Bisnis.com, JAKARTA - Struktur Anggaran Pendapatan dan Belanja Negara (APBN) pada 2021 masih harus mengalami tekanan yang besar akibat pandemi Covid-19 yang belum mereda.
Pendapatan negara pada 2021 diperkirakan masih jauh dari angka normal.
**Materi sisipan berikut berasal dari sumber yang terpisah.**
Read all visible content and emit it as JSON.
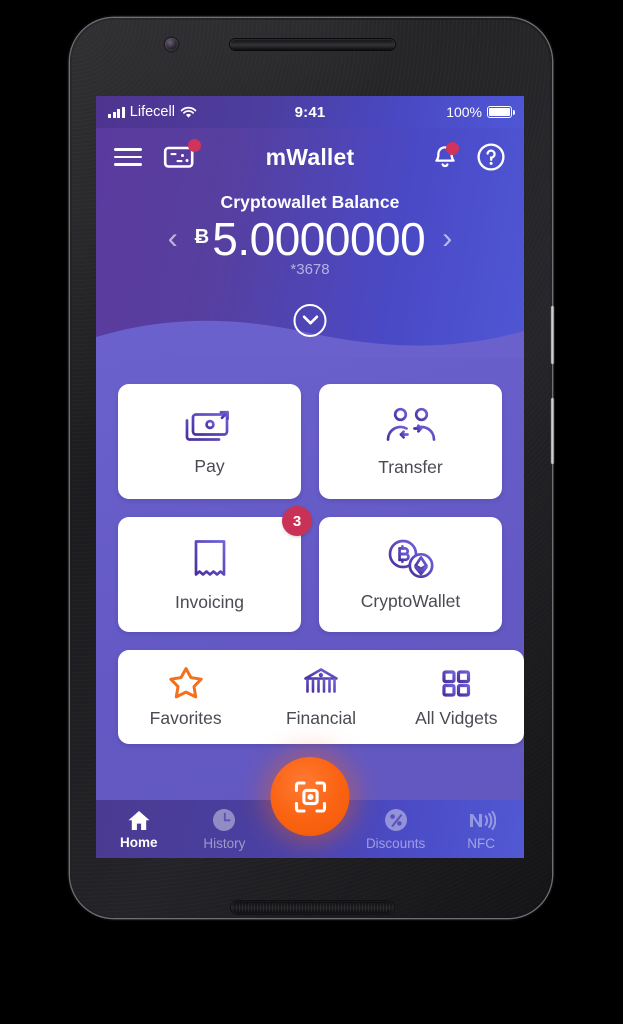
{
  "statusbar": {
    "carrier": "Lifecell",
    "time": "9:41",
    "battery_pct": "100%",
    "icons": {
      "signal": "signal-bars-icon",
      "wifi": "wifi-icon",
      "battery": "battery-icon"
    }
  },
  "header": {
    "app_title": "mWallet",
    "menu_icon": "hamburger-menu-icon",
    "cards_icon": "bank-card-icon",
    "bell_icon": "notification-bell-icon",
    "help_icon": "question-mark-help-icon",
    "balance": {
      "label": "Cryptowallet Balance",
      "currency_symbol": "Ƀ",
      "amount": "5.0000000",
      "account_mask": "*3678",
      "prev_arrow": "‹",
      "next_arrow": "›",
      "expand_icon": "chevron-down-circle-icon"
    }
  },
  "main": {
    "cards": [
      {
        "label": "Pay",
        "icon": "banknotes-arrow-icon",
        "badge": null
      },
      {
        "label": "Transfer",
        "icon": "two-people-swap-icon",
        "badge": null
      },
      {
        "label": "Invoicing",
        "icon": "invoice-receipt-icon",
        "badge": "3"
      },
      {
        "label": "CryptoWallet",
        "icon": "bitcoin-ethereum-coins-icon",
        "badge": null
      }
    ],
    "widgets": [
      {
        "label": "Favorites",
        "icon": "star-outline-icon",
        "color": "#f2711c"
      },
      {
        "label": "Financial",
        "icon": "bank-building-icon",
        "color": "#5b4fc0"
      },
      {
        "label": "All Vidgets",
        "icon": "grid-squares-icon",
        "color": "#5b4fc0"
      }
    ]
  },
  "tabbar": {
    "items": [
      {
        "label": "Home",
        "icon": "home-icon",
        "active": true
      },
      {
        "label": "History",
        "icon": "clock-icon",
        "active": false
      },
      {
        "label": "Discounts",
        "icon": "percent-icon",
        "active": false
      },
      {
        "label": "NFC",
        "icon": "nfc-waves-icon",
        "active": false
      }
    ],
    "scan_button": {
      "icon": "qr-scan-icon",
      "color": "#fa6312"
    }
  },
  "colors": {
    "header_from": "#5b3a9e",
    "header_to": "#4f57d4",
    "body": "#6459c4",
    "accent_orange": "#fa6312",
    "badge_red": "#c93256",
    "icon_purple": "#5b4fc0"
  }
}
Jika dibandingkan sebelum pandemi Covid-19, pendapatan negara pada 2021 yang sebesar Rp1.473,6 triliun, turun -21,9 persen, meski membaik jika dibandingkan dengan Perpres 72/2020.
Di sisi lain, belanja pemerintah sebesar Rp2.750 triliun, naik 8,3 persen dibandingkan sebelum pandemi, dan naik 0,39 persen dibandingan Perpres 72/2020.
Oleh karena itu, defisit anggaran pada 2021 ditetapkan sebesar 5,7 persen dari PDB. Kenaikan ini sangat tinggi jika dibandingkan sebelum pandemi, yaitu sebesar 227,6 persen, meskipun lebih rendah dibandingkan Pepres 72/2020 yang sebesar -3,61 persen.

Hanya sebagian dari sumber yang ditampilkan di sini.